L’impatience du staff

Un test grandeur nature pour des Bleus un peu verts le week-end dernier face à l’Écosse, et qui sont en quête de confiance. Surtout de confiance. Pour retrouver des certitudes, les Français se replongent dans leurs habitudes. Arrivés ce vendredi dans la matinée, ils ont rejoint leur demeure dublinoise, le sublime Merrion Hotel, et ont pris leurs quartiers avant d’effectuer un captain’s run arrosé à l’Aviva Stadium en fin d’après-midi. La pluie qui baigne la capitale pourrait, peut-être, les amener à revoir leurs plans…

Dernière veillée d’armes irlandaise pour ce groupe qui n’a jamais baissé pavillon en Irlande sous l’ère Saint-André.
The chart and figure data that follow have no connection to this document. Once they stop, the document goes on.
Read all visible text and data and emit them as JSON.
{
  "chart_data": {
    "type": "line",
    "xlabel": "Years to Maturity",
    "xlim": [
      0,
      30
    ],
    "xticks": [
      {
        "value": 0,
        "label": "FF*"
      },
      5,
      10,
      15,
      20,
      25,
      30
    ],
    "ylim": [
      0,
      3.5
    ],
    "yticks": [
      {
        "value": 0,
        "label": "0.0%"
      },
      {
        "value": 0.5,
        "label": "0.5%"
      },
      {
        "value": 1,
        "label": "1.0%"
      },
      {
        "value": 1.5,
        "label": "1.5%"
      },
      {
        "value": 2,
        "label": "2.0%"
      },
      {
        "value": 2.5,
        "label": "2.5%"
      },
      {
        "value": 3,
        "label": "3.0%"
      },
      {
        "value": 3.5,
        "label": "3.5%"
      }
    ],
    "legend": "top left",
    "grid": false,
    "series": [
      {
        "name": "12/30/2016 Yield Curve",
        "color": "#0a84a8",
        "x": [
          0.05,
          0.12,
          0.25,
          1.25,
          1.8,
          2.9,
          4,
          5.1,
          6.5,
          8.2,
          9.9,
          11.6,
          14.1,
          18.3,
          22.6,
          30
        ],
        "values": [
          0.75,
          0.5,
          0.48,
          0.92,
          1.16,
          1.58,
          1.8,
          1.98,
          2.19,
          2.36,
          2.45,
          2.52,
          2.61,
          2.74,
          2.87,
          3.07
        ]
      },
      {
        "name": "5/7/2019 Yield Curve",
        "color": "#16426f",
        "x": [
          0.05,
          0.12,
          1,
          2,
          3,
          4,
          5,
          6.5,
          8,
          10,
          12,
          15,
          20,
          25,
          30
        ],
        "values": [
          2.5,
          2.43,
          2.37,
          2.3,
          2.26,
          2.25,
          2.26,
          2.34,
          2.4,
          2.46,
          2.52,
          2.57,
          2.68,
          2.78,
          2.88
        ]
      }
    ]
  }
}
Et drôle d’atmosphère, entre grosse pression et sourires de circonstance. « Ce sera un match difficile, à l’extérieur, contre une très grande nation, que l’on dit favorite, résume le coach des avants, Yannick Bru. Ce pourrait être un match charnière dans l’histoire de notre groupe. Tout le staff est impatient de voir le comportement des 23 joueurs demain. » Nous aussi… Parce qu’au-delà d’un match du Tournoi, il s’agira aussi de la dernière répétition entre les deux équipes avant qu’elles ne se retrouvent en phase de poule de Coupe du monde.